Ölümünün ardında bir yüzyıl boyunca unutulan Vermeer, 1866 yılında sanat eleştirmeni Thoré Bürger tarafından tekrar keşfedildi. Bürger, Vermeer'in 66 eseri hakkında bir makale yayınladı (bugün bu eserlerden 35 tanesinin onun olduğu kabul edilmektedir) O günden itibaren Vermeer'in ünü büyüdü ve Hollanda Altın Çağı'nın en önemli ressamlarından biri kabul edilmeye başlandı.

Yaşamı
Vermeer'in yaşamı hakkında çok az bilgi vardır. Delft kentinde resim yaparak yaşamını kazandığı düşünülmektedir. Ressamla ilgili kaynaklar bazı devlet kayıtları ve diğer ressamların yorumları olduğu için Thoré Bürger onu "Delft'in Sfenksi" olarak andı. John Michael Montias, Vermeer hakkında Vermeer and his milieu: a web of social history isimli bir biyografi yazdı. Bu biyografide de ressamın yaşamından çok o dönemki sosyal hayat anlatıldı.

Gençliği
31 Ekim 1632'de Johannes Reform Kilisesi'nde vaftiz edildi. Babası Reijnier Janszoon orta sınıf bir ipek işçisiydi. Bir süre Amsterdam'da ressamların yaşadığı bir sokakta kaldıktan sonra 1615 yılında Digna Baltus ile evlendi ve çift Delft'e taşındı. 1620'de kızları Gertruy'u vaftiz ettirdiler. 1630'larda Reynier Janz resim ticaretine başladı. 1631'de ise Uçan Tilki isimli bir han aldı. On sene sonra pazar meydanında daha büyük bir han aldı. Vermeer'in babası 1652'de vefat etti.

Evliliği ve ailesi
Bir protestan kilisesinde vaftiz edildiği bilgisine rağmen Johannes Reijniersz Vermeer, katolik bir kız olan Catherina Bolenes ile evlendi.

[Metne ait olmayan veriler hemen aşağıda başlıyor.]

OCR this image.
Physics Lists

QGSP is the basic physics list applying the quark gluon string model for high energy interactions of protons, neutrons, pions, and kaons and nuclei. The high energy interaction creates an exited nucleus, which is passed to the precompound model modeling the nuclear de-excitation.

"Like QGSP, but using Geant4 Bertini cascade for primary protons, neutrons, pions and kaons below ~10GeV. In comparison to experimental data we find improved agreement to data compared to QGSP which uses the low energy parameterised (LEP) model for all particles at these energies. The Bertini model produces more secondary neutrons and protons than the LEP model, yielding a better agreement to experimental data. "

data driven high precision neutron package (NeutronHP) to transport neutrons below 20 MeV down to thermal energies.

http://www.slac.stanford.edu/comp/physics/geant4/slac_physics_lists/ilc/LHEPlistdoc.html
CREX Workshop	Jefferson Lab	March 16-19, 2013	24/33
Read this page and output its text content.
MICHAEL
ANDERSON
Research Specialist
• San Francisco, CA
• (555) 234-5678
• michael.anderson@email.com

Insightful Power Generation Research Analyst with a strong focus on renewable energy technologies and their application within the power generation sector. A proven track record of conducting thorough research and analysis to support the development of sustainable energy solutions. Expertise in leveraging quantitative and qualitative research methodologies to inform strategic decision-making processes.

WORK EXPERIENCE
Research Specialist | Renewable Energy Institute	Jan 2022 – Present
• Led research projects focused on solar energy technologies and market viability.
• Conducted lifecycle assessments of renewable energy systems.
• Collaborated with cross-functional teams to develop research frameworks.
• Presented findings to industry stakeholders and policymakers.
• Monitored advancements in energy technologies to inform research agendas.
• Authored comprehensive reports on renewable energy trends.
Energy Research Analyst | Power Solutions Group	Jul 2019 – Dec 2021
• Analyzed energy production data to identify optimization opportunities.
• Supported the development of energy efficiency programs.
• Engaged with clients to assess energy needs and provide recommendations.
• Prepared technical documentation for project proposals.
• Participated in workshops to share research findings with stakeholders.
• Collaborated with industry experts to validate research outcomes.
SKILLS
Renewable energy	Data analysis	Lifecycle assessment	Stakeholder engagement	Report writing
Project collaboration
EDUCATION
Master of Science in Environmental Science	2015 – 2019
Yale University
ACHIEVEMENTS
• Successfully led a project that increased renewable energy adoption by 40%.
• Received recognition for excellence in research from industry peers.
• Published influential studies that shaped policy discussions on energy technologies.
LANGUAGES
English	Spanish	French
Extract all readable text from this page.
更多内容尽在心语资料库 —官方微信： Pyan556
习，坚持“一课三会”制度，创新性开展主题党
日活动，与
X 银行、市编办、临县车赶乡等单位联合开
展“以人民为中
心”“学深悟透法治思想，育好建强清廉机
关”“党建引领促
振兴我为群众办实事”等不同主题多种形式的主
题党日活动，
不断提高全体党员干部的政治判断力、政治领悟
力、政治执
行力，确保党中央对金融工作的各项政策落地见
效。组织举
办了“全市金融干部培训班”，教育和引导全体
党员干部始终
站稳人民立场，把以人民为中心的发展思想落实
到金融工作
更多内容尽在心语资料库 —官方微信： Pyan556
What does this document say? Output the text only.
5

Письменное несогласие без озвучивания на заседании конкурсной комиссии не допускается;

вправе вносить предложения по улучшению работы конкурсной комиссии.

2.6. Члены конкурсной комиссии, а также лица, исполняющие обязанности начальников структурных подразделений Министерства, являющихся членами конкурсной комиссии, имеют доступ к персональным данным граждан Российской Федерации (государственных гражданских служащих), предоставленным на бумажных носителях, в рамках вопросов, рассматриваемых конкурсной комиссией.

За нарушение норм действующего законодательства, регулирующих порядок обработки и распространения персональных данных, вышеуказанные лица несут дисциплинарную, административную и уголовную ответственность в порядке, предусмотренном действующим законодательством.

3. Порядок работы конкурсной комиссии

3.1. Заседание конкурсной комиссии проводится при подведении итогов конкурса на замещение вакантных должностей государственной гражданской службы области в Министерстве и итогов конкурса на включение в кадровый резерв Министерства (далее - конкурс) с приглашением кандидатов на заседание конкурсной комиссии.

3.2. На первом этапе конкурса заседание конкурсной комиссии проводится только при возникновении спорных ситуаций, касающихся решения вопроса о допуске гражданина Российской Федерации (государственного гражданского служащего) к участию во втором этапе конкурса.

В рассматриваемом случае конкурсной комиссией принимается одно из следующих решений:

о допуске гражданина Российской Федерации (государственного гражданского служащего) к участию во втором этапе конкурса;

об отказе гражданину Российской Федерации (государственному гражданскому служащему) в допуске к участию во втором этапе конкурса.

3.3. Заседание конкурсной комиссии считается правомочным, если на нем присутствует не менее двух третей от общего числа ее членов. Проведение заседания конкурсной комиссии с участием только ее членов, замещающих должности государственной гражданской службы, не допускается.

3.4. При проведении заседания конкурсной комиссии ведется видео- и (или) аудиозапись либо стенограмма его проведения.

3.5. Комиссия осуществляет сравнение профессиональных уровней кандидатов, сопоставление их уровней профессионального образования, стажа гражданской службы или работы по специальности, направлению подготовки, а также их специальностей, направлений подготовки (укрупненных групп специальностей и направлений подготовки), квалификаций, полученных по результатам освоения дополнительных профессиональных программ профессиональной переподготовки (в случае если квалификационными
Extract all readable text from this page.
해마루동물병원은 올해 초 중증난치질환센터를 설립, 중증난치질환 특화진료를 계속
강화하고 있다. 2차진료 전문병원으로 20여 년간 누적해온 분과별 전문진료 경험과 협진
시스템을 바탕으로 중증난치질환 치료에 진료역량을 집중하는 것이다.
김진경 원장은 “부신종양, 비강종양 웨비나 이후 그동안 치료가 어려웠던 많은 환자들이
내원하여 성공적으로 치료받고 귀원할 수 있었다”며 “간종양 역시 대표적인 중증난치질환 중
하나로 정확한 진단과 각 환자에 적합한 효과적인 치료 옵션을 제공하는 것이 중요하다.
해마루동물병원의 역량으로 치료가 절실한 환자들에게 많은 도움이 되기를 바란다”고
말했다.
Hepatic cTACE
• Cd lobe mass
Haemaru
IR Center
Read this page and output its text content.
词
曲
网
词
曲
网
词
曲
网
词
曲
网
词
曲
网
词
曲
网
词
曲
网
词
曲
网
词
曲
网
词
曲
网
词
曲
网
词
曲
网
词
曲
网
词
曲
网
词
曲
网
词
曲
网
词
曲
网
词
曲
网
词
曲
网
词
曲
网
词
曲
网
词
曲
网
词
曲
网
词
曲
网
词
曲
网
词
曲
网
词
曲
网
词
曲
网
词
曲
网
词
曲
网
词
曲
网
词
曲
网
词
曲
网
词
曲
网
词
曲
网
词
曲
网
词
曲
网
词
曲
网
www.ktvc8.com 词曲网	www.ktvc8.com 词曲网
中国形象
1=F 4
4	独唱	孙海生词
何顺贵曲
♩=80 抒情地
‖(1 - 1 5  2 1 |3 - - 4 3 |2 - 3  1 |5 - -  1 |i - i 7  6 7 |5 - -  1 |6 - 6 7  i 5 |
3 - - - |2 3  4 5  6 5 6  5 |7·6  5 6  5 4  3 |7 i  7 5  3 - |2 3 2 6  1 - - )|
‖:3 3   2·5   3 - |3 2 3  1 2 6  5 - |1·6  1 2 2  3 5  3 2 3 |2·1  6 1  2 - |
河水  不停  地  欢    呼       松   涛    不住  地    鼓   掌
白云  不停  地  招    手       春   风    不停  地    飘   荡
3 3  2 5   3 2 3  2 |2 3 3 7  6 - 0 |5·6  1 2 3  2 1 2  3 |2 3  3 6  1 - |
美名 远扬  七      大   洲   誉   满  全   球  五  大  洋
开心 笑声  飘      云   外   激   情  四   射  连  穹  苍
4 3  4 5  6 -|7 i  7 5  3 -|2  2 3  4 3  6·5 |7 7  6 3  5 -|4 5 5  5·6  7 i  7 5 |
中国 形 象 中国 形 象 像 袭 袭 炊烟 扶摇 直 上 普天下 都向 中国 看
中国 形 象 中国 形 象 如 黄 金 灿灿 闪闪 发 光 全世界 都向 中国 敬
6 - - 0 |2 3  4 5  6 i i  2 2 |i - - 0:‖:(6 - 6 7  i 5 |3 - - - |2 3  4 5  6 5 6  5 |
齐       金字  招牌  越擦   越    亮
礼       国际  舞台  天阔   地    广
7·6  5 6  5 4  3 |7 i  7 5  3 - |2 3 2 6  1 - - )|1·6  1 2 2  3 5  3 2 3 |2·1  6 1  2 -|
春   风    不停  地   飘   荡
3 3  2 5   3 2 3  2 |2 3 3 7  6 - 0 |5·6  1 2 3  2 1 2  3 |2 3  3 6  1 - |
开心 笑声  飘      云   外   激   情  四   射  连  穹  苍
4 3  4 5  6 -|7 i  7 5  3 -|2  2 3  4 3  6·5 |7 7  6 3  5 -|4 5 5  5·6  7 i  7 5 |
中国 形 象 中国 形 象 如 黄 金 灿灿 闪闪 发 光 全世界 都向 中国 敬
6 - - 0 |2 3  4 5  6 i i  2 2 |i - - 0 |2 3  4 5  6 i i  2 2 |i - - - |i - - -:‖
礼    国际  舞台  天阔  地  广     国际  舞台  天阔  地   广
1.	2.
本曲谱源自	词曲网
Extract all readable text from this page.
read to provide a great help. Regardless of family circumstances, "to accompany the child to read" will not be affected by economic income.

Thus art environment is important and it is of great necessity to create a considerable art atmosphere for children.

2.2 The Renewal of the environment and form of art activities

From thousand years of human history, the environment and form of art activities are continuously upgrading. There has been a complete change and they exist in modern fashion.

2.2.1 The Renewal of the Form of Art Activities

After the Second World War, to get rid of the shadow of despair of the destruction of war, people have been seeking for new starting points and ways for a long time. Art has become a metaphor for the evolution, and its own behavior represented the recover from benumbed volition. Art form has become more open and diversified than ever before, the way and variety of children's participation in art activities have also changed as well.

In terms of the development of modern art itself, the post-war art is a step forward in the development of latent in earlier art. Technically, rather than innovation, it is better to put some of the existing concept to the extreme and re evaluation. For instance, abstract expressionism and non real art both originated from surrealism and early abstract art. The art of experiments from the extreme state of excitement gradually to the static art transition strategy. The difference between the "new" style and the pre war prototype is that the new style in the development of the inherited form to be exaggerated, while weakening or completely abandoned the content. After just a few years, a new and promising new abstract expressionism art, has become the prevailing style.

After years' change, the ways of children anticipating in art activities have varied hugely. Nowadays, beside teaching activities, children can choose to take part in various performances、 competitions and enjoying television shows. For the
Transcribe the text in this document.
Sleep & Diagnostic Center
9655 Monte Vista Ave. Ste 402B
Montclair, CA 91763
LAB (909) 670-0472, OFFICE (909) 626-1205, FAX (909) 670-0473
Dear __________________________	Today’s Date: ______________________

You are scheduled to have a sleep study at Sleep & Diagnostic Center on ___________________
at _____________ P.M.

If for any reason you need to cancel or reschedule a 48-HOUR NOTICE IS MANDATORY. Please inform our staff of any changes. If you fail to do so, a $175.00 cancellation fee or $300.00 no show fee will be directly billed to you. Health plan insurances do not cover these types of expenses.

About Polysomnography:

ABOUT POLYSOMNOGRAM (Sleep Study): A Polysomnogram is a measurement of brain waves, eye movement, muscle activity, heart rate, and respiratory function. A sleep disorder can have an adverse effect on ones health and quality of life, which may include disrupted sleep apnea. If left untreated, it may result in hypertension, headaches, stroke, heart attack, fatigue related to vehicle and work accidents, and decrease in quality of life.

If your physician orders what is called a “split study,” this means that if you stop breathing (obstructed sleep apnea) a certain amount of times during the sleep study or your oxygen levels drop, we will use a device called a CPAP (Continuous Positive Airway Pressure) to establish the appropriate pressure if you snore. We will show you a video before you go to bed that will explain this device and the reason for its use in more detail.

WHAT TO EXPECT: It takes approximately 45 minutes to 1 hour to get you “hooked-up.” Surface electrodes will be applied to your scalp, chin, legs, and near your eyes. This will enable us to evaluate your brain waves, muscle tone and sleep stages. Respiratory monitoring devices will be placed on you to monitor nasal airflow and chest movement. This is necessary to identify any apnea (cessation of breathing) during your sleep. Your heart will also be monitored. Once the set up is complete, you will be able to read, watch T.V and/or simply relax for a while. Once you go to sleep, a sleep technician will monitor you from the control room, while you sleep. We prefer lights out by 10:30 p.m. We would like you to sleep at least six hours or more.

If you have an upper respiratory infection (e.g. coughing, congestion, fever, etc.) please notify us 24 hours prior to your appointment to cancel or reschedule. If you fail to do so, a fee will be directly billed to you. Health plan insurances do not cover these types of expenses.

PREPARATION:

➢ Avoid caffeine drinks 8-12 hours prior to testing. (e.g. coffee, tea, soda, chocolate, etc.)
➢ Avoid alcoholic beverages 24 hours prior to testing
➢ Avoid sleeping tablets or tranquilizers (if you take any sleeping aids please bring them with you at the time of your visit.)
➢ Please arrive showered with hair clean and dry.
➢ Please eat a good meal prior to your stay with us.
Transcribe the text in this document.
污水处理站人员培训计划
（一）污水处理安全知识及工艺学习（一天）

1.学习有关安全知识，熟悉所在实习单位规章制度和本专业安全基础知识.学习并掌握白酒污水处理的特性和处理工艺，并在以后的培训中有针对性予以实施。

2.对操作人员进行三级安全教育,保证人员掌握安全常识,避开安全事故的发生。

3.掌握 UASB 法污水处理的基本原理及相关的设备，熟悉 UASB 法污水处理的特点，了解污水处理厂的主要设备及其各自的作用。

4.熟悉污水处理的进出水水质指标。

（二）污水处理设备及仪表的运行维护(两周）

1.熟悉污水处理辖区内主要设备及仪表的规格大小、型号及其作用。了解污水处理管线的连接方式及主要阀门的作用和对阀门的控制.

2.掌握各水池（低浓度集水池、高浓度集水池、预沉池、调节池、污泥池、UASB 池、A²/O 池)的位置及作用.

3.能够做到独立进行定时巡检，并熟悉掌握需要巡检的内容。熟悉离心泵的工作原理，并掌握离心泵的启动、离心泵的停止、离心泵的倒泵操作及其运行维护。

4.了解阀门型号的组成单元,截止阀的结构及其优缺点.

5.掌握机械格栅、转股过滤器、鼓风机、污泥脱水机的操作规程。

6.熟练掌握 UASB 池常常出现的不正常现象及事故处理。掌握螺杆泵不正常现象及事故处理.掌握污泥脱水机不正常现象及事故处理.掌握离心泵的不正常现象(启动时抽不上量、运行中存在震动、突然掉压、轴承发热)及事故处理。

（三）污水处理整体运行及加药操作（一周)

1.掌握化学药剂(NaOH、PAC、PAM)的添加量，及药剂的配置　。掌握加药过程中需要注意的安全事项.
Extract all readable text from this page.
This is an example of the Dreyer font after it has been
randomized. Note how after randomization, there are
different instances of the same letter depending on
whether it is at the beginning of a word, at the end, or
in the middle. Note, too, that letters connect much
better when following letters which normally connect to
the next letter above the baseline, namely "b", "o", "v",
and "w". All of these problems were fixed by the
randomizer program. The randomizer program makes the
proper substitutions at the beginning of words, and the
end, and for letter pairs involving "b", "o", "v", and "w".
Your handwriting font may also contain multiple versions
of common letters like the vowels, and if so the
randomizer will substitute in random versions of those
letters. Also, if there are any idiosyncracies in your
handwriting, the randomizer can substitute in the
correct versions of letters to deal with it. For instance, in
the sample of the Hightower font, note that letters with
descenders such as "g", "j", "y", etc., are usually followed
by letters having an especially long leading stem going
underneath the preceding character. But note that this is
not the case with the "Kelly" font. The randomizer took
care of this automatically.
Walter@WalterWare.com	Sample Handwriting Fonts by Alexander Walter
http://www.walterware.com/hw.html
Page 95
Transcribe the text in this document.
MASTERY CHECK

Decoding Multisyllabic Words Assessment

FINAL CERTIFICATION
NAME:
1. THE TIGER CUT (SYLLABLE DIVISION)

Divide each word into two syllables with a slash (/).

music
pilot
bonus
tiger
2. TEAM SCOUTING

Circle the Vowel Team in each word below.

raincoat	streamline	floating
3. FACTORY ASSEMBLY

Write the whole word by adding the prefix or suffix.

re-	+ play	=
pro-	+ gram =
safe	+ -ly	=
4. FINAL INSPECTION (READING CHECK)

Evliliğin kutlaması küçük bir köy olan Schipluiden'de yapıldı.Damat için bu, kârlı bir evlilikti çünkü kayınvalidesi Maria Thins, Vermeer'e göre çok zengin bir kadındı. Büyük ihtimalle 5 Nisan 1653'teki nikahtan önce ressamın katolik olmasını da o istemişti.
Bazı uzmanlar Vermeer'in katolikliğine şüpheyle yaklaşmaktadır. Fakat ressam Katolik İnancının Alegorisi (1670-1672) isimli tablosunda komünyon inancını anlattı. Bu tablo, gizli bir kiliseye sahip bir katolik için yapılmıştı. Vermeer, evlerinin ikinci katındaki odasında hayatının sonuna kadar resimler çizdi. Eşi ressama on dört çocuk doğurdu. Bu çocukların on tanesi yaşayabildi (üç erkek ve yedi kız).

Kariyeri
Vermeer'in bir ressamın yanında çırak olup olmadığı ve eğer olduysa o ressamın kim olduğu belirsizdir. Genellikle kendi kasabasında çalıştığına ve öğretmeninin ya Carel Fabritius ya da Leonaert Bramer olduğuna inanılır. Kendi kendine resim yapmayı öğrenmiş olabileceği gibi, babasının bağlantıları sayesinde bir eğitmen tarafından eğitilmiş de olabilir.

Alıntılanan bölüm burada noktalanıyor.